源泉控除対象配偶者」とは、次の条件に該当する配偶者のことです。

  • 法律的に婚姻関係にある(事実婚でない)
  • 給与所得者と生計を共にしている
  • 配偶者の合計所得金額が95万円給与収入だけなら160万円以下である
  • 本人の合計所得金額が900万円給与収入だけなら1,095万円以下である
  • 青色事業専従者として給与が支払われていないこと、および、白色事業専従者でないこと

条件がいろいろありますが、通常は、「配偶者の給与年収160万円以下」かつ「本人の給与年収1,095万円以下」という部分だけ、把握しておけばよいでしょう。

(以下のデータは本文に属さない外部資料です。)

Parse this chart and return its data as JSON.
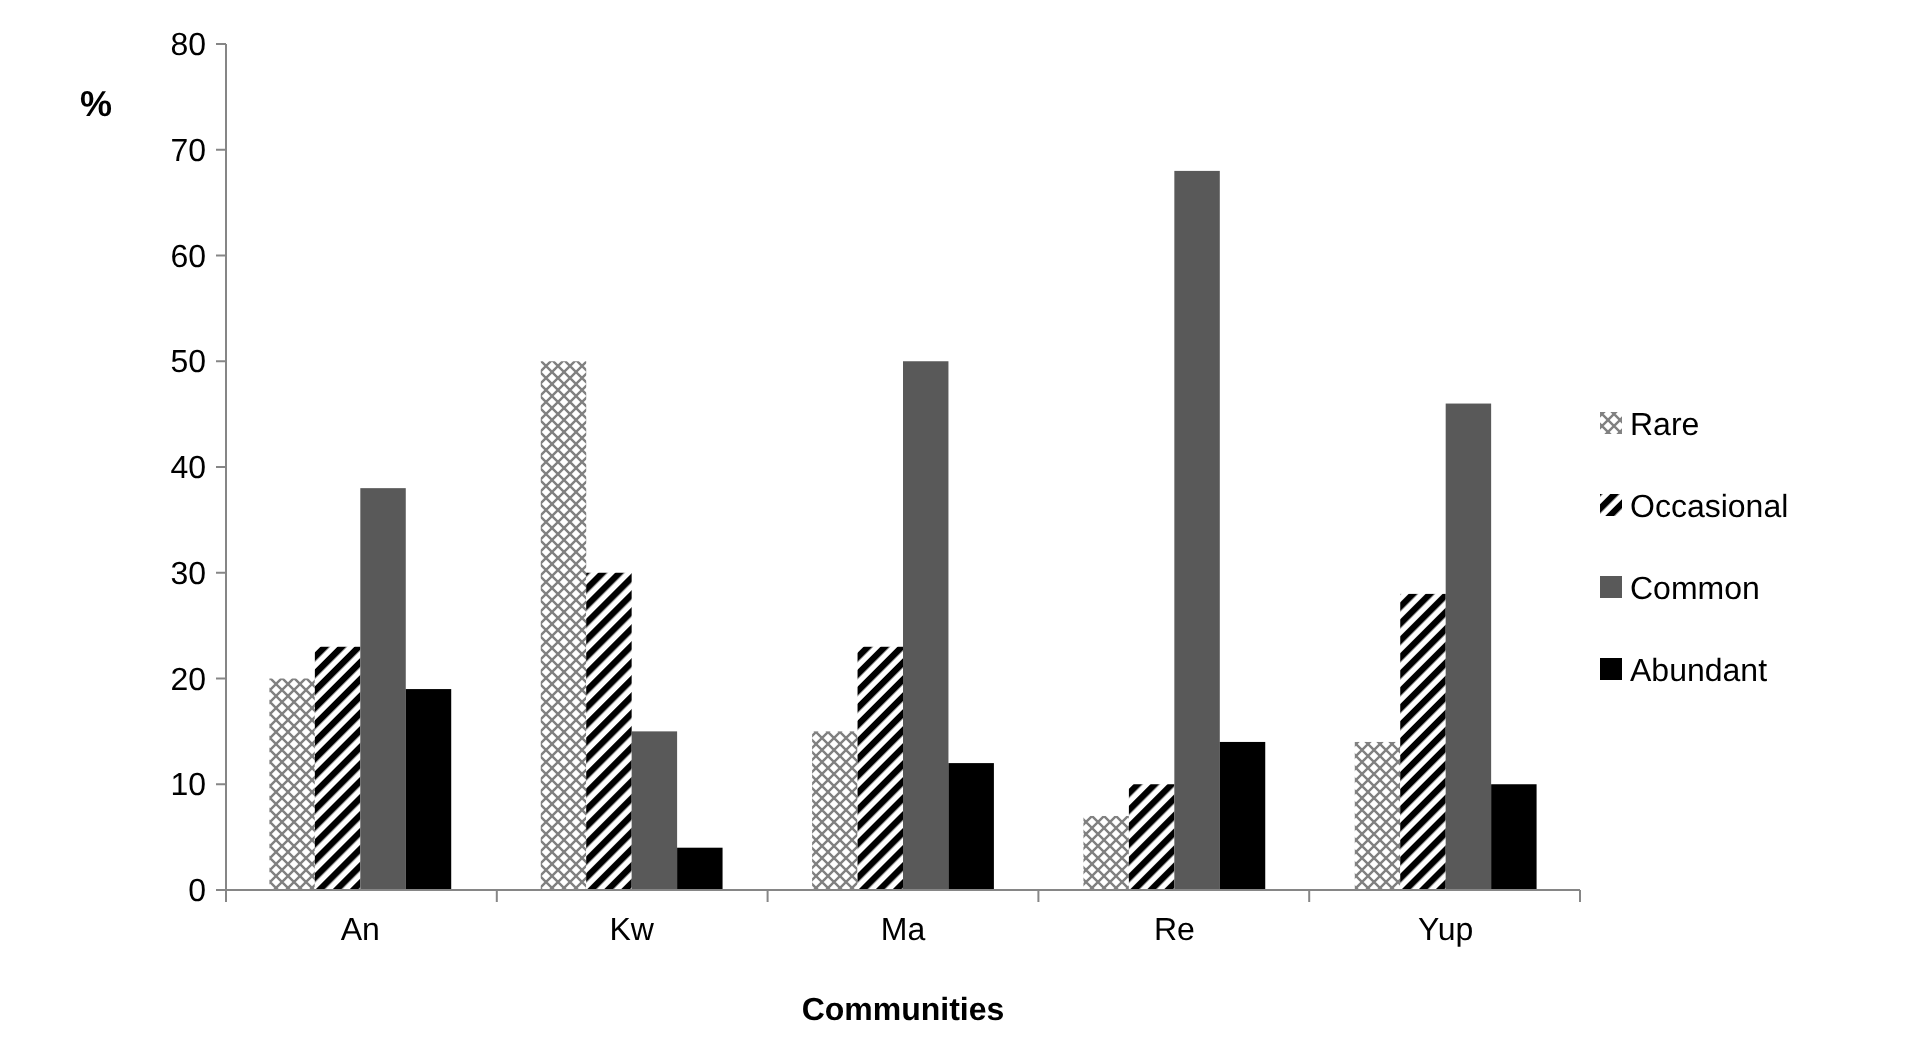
{
  "chart_data": {
    "type": "bar",
    "xlabel": "Communities",
    "ylabel": "%",
    "categories": [
      "An",
      "Kw",
      "Ma",
      "Re",
      "Yup"
    ],
    "series": [
      {
        "name": "Rare",
        "color": "#808080",
        "values": [
          20,
          50,
          15,
          7,
          14
        ]
      },
      {
        "name": "Occasional",
        "color": "#000000",
        "values": [
          23,
          30,
          23,
          10,
          28
        ]
      },
      {
        "name": "Common",
        "color": "#595959",
        "values": [
          38,
          15,
          50,
          68,
          46
        ]
      },
      {
        "name": "Abundant",
        "color": "#000000",
        "values": [
          19,
          4,
          12,
          14,
          10
        ]
      }
    ],
    "ylim": [
      0,
      80
    ],
    "yticks": [
      0,
      10,
      20,
      30,
      40,
      50,
      60,
      70,
      80
    ],
    "grid": false,
    "legend": "right"
  }
}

少しややこしいので、図で説明しますと、下の図で、茶色で塗った部分です。

(1)2025年から年収条件がアップ

所得税改正で、2025年から年収条件が10万円アップしました。ただ、所得の金額で見ると、変わりません。

年収 所得
2025年以降~ 160万円以下 95万円以下
~2024年以前 150万円以下 95万円以下

(2)毎月の源泉徴収で扶養親族の1人としてカウントされる

「源泉控除対象配偶者」という用語は、年末調整や、入社時などの、会社に提出する「扶養控除等申告書」という書類の中だけ登場します確定申告では登場しません

源泉控除対象配偶者は、給料をもらって働く、会社員・公務員だけが関連するものです。

毎月、給料が支給される際に、所得税が引かれて振り込まれますが、これを「源泉徴収」といいます。

源泉徴収の金額は、次の表のように、社会保険料を引いた後の給与の金額と、扶養親族の人数によって決まっています。

つまり、扶養親族の人数が多いほど、引かれる(源泉徴収される)所得税が少なくなります。

「源泉控除対象配偶者」に該当すると、扶養親族の1人として人数にカウントされますので、引かれる所得税が少なくなります

2.源泉控除対象配偶者の記入箇所

源泉控除対象親族の記入箇所は、「令和○年分 給与所得者の扶養控除等申告書」の、真ん中あたりの「A」欄の部分です。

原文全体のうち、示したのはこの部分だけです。